The workbook is pre-filled with realistic numbers across four tabs. On the Settings tab you enter your opening bank balance and a minimum cash buffer, the floor you never want to drop below. The Forecast tab lays out each of the 13 weeks with editable cash-in lines (AR collections and other receipts) and cash-out lines (payroll, rent, suppliers, taxes, loan payments); total cash-in, total cash-out, net movement, and a carried-forward closing balance all compute live, with each week's closing balance seeding the next week's opening balance.
The Summary tab does the analysis for you. It reports total cash-in and cash-out for the quarter, net movement, the ending balance, and, most importantly, your lowest projected weekly closing balance and how much headroom that leaves above your buffer. A status indicator escalates from Healthy to Caution to Warning to Critical, and tells you when any week is projected to breach the buffer or go cash-negative, so you can act before the shortfall arrives rather than after.
What it's used for
A 13-week forecast is how finance teams manage short-term liquidity with precision. This template is used to see, week by week, whether cash will hold, and to plan the fix when it won't.
- ✓ Spotting a liquidity crunch weeks in advance instead of discovering it when a payment bounces
- ✓ Timing large outflows like payroll, tax payments, and supplier runs against expected collections
- ✓ Testing whether your cash buffer survives a slow collections week or a one-off large payment
- ✓ Deciding when to accelerate AR collections, delay non-critical payables, or draw on a line of credit
- ✓ Giving a founder or CFO a clear, weekly view of runway that a P&L cannot provide
- ✓ Running a rolling forecast: dropping the oldest week, adding a new Week 13, and updating actuals each week
- ✓ Supporting financing conversations with a concrete, week-level picture of cash needs
Who uses it
Cash forecasting is owned by whoever is responsible for not running out of money. This template serves both the people who build the forecast and the leaders who act on it.
Context & good to know
The reason a 13-week cash forecast matters so much is that profit and cash are not the same thing. A business can be profitable on its P&L and still run out of cash if customers pay slowly while payroll, rent, and suppliers come due on a fixed schedule. The direct method used here ignores accruals and tracks only real money movement, which is exactly what your bank account experiences. That is why it catches problems a P&L hides.
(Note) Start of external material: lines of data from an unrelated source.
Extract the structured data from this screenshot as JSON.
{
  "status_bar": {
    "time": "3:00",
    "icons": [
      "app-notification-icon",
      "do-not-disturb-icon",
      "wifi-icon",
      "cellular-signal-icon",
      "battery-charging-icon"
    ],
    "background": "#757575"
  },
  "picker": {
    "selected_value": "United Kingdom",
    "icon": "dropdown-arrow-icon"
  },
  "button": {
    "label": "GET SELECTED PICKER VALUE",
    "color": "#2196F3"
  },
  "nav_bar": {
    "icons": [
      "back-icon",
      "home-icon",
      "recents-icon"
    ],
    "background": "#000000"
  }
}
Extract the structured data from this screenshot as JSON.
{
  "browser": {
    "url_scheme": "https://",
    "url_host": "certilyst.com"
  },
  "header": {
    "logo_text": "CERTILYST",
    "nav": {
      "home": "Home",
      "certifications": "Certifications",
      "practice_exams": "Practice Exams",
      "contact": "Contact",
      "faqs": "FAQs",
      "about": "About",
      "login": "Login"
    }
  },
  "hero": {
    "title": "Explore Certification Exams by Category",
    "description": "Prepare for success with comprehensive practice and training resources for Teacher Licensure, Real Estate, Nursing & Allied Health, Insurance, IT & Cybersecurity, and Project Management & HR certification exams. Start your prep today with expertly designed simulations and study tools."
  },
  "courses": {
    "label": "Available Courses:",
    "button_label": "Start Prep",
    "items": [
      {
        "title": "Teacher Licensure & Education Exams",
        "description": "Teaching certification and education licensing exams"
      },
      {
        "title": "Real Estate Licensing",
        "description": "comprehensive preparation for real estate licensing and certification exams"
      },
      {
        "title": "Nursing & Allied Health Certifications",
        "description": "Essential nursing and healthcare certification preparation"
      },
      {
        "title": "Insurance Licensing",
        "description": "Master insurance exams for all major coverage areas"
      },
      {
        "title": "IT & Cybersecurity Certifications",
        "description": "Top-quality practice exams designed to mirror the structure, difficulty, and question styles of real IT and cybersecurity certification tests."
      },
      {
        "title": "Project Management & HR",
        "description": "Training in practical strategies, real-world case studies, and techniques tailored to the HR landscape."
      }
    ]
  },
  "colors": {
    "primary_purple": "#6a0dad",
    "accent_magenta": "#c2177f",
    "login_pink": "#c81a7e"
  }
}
The forecast is only as good as its inputs, and the two that matter most are collection timing and large one-off payments. A week where you assume a big invoice clears but it slips by ten days can be the difference between Healthy and Critical. The template makes this visible by carrying each week's closing balance forward, so a single optimistic assumption ripples through every following week. Reviewing AR collection timing realistically, and being honest about when taxes and loan payments actually hit, is where forecasting discipline pays off.
When the Summary flags a breach, you have a known set of levers: accelerate AR collections, delay non-critical payables, draw on a line of credit, or cut discretionary spend. The value of seeing the breach weeks early is that gentle levers, such as a collections push or shifting a supplier payment by a few days, are usually enough. Wait until the week of the shortfall and your only options are the expensive, relationship-damaging ones. A common benchmark is to hold a buffer of at least four to eight weeks of operating outflow.
A 13-week forecast is meant to roll, not sit still. Each week you drop the week that just happened, add a fresh Week 13 at the far end, and update the near weeks with actuals. This keeps the horizon constant and forces a weekly habit of comparing what you projected to what really happened, which is how your forecasting accuracy improves over time.